Structure of the Report
This report is intended to be useful to both the public and technical audiences and is composed of five chapters. Following this introduction and overview of the report’s goals, Chapter 2 describes the current situation concerning challenges with access, scheduling, and wait times in health care. Chapter 3 describes systems strategies for continuous improvement and offers examples of how these strategies have been applied in other sectors. Chapter 4 describes a number of emerging best practices and alternative models for scheduling, including framing and operationalizing assessments of supply and demand. Finally, Chapter 5 presents the committee’s findings and recommendations for transforming access and scheduling in health care.
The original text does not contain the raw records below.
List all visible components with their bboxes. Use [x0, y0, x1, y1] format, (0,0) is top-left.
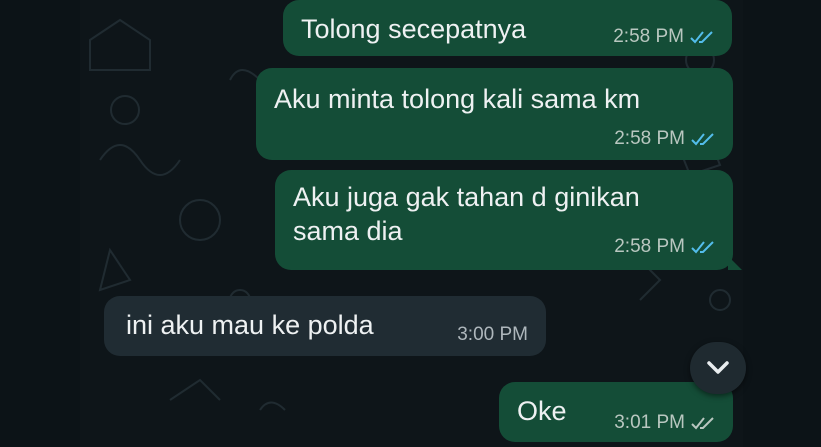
message-time: 2:58 PM	[613, 26, 684, 47]
message-bubble-outgoing[interactable]: Tolong secepatnya 2:58 PM	[283, 0, 732, 56]
message-meta: 2:58 PM	[614, 236, 717, 258]
message-text: Aku minta tolong kali sama km	[274, 84, 641, 114]
message-bubble-outgoing[interactable]: Aku juga gak tahan d ginikan sama dia 2:…	[275, 170, 742, 270]
message-meta: 2:58 PM	[613, 26, 716, 48]
right-margin	[743, 0, 821, 447]
message-text: Aku juga gak tahan d ginikan sama dia	[293, 182, 640, 246]
bubble-tail	[728, 256, 742, 270]
chat-screen: Tolong secepatnya 2:58 PM Aku minta tolo…	[0, 0, 821, 447]
message-meta: 3:00 PM	[457, 324, 528, 346]
message-time: 2:58 PM	[614, 236, 685, 257]
left-margin	[0, 0, 80, 447]
scroll-to-bottom-button[interactable]	[690, 342, 746, 394]
delivered-ticks-icon	[691, 417, 714, 430]
read-ticks-icon	[690, 31, 713, 44]
message-time: 2:58 PM	[614, 128, 685, 149]
read-ticks-icon	[691, 133, 714, 146]
read-ticks-icon	[691, 241, 714, 254]
message-text: ini aku mau ke polda	[126, 310, 374, 340]
message-text: Tolong secepatnya	[301, 14, 527, 44]
message-text: Oke	[517, 396, 567, 426]
message-time: 3:00 PM	[457, 324, 528, 345]
message-bubble-incoming[interactable]: ini aku mau ke polda 3:00 PM	[104, 296, 546, 356]
message-meta: 3:01 PM	[614, 412, 717, 434]
message-bubble-outgoing[interactable]: Oke 3:01 PM	[499, 382, 733, 442]
message-bubble-outgoing[interactable]: Aku minta tolong kali sama km 2:58 PM	[256, 68, 733, 160]
chevron-down-icon	[707, 361, 729, 374]
message-time: 3:01 PM	[614, 412, 685, 433]
message-meta: 2:58 PM	[614, 128, 717, 150]
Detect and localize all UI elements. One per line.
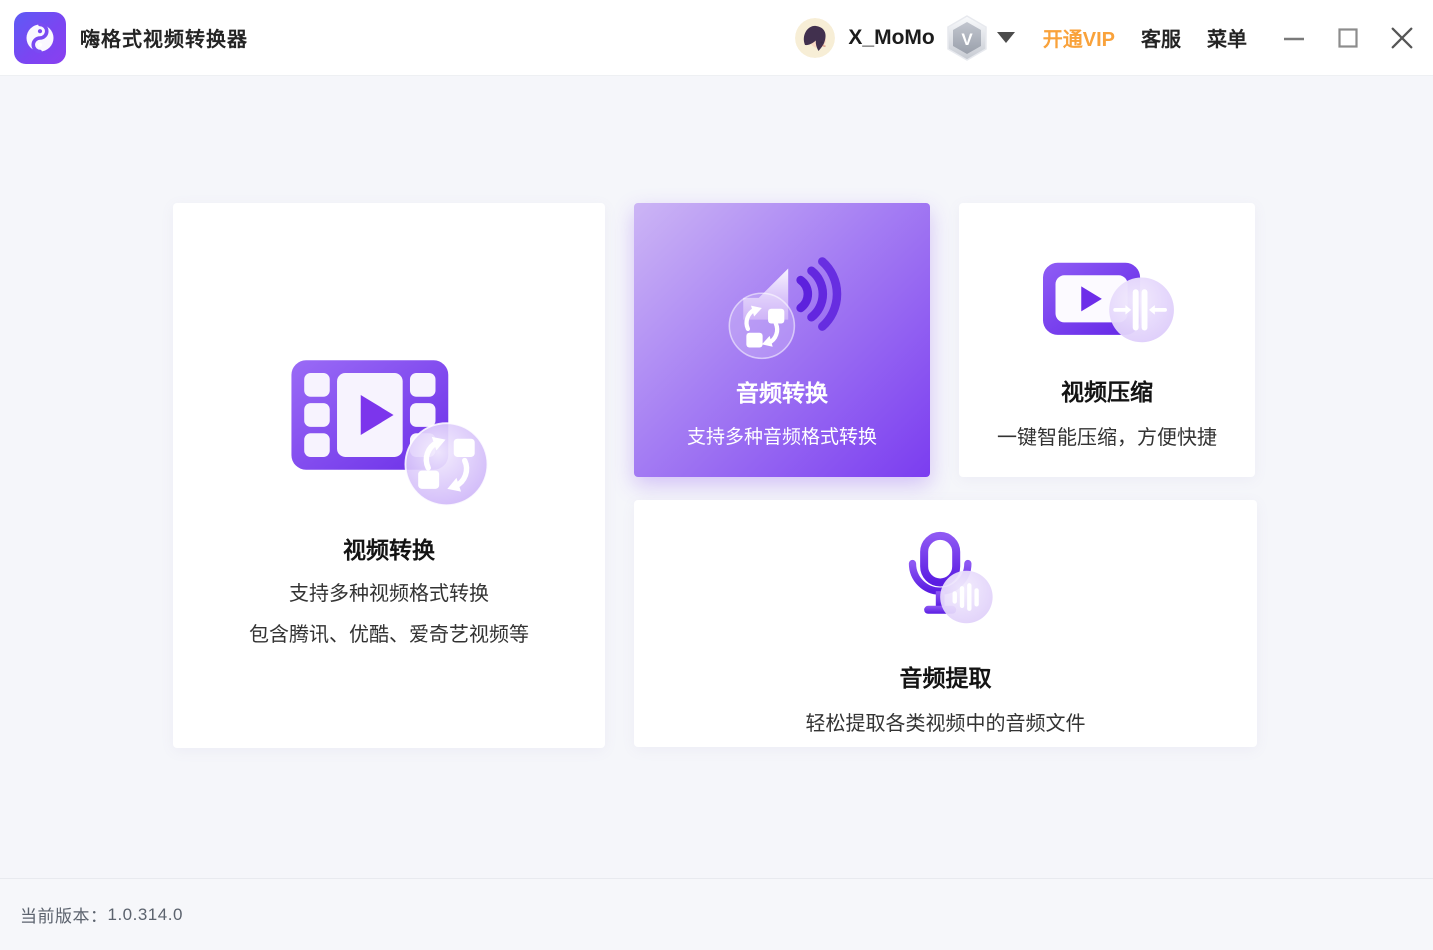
video-convert-title: 视频转换 xyxy=(343,537,435,563)
svg-text:V: V xyxy=(961,30,973,49)
video-compress-icon xyxy=(1037,251,1177,359)
menu-button[interactable]: 菜单 xyxy=(1207,23,1247,52)
audio-convert-title: 音频转换 xyxy=(736,380,828,406)
titlebar: 嗨格式视频转换器 X_MoMo V 开通VIP 客服 菜单 xyxy=(0,0,1433,76)
card-video-compress[interactable]: 视频压缩 一键智能压缩，方便快捷 xyxy=(959,203,1255,477)
card-video-convert[interactable]: 视频转换 支持多种视频格式转换 包含腾讯、优酷、爱奇艺视频等 xyxy=(173,203,605,748)
video-compress-title: 视频压缩 xyxy=(1061,379,1153,405)
audio-extract-desc1: 轻松提取各类视频中的音频文件 xyxy=(805,713,1086,735)
footer-bar: 当前版本： 1.0.314.0 xyxy=(0,878,1433,950)
app-logo-icon xyxy=(14,11,66,64)
support-button[interactable]: 客服 xyxy=(1141,23,1181,52)
vip-badge-icon[interactable]: V xyxy=(945,14,989,62)
version-value: 1.0.314.0 xyxy=(107,904,183,924)
audio-convert-icon xyxy=(712,239,852,368)
titlebar-right-cluster: X_MoMo V 开通VIP 客服 菜单 xyxy=(795,14,1433,62)
audio-extract-icon xyxy=(895,530,997,637)
card-audio-convert[interactable]: 音频转换 支持多种音频格式转换 xyxy=(634,203,930,477)
video-convert-desc1: 支持多种视频格式转换 xyxy=(289,583,489,605)
username[interactable]: X_MoMo xyxy=(848,26,934,50)
close-button[interactable] xyxy=(1389,25,1415,51)
audio-extract-title: 音频提取 xyxy=(899,665,992,691)
version-label: 当前版本： xyxy=(20,907,108,926)
minimize-button[interactable] xyxy=(1281,25,1307,51)
video-convert-desc2: 包含腾讯、优酷、爱奇艺视频等 xyxy=(249,624,529,646)
video-compress-desc1: 一键智能压缩，方便快捷 xyxy=(997,427,1217,449)
chevron-down-icon[interactable] xyxy=(996,32,1015,43)
audio-convert-desc1: 支持多种音频格式转换 xyxy=(686,427,877,448)
vip-upgrade-button[interactable]: 开通VIP xyxy=(1043,23,1115,52)
app-title: 嗨格式视频转换器 xyxy=(80,29,248,51)
main-area: 视频转换 支持多种视频格式转换 包含腾讯、优酷、爱奇艺视频等 音频转换 支持多种… xyxy=(0,76,1433,878)
user-avatar[interactable] xyxy=(795,17,836,58)
video-convert-icon xyxy=(284,353,494,513)
card-audio-extract[interactable]: 音频提取 轻松提取各类视频中的音频文件 xyxy=(634,500,1257,747)
maximize-button[interactable] xyxy=(1335,25,1361,51)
A primary focus of the report is on primary care services, while laying the groundwork for improved access throughout other areas of the
health care system. Primary care services form the core of the ambulatory health care system. Related scheduling approaches are key to success of initiation around accountable care organizations (ACOs) and medical homes. A foundational element of the committee’s findings and recommendations is the centrality of orienting health care to the needs and perspectives of the patient and family (Berry et al., 2014). Patient-centered care has been described as an approach to the planning, delivery, and evaluation of health care that is respectful of and responsive to individual patient preferences, needs, and values (IOM, 2001a). With recent additional insights on the ability of meaningful patient engagement to improve the outcomes of care, the elements of patient-centered care have taken on additional clarity. Indeed, the committee views patient- and family-centered care not only to be designed with patient involvement to enable timely, convenient, well-coordinated engagement of a person’s needs, preferences, and values but also to include explicit and partnered determination of patient goals and care options as well as ongoing assessment of the care match with patient goals (see Box 1-2). This is the perspective that has guided the committee’s work throughout.
Patient- and Family-Centered Care
Patient- and family-centered care is designed, with patient involvement, to ensure timely, convenient, well-coordinated engagement of a person’s health and health care needs, preferences, and values; it includes explicit and partnered determination of patient goals and care options; and it requires ongoing assessment of the care match with patient goals.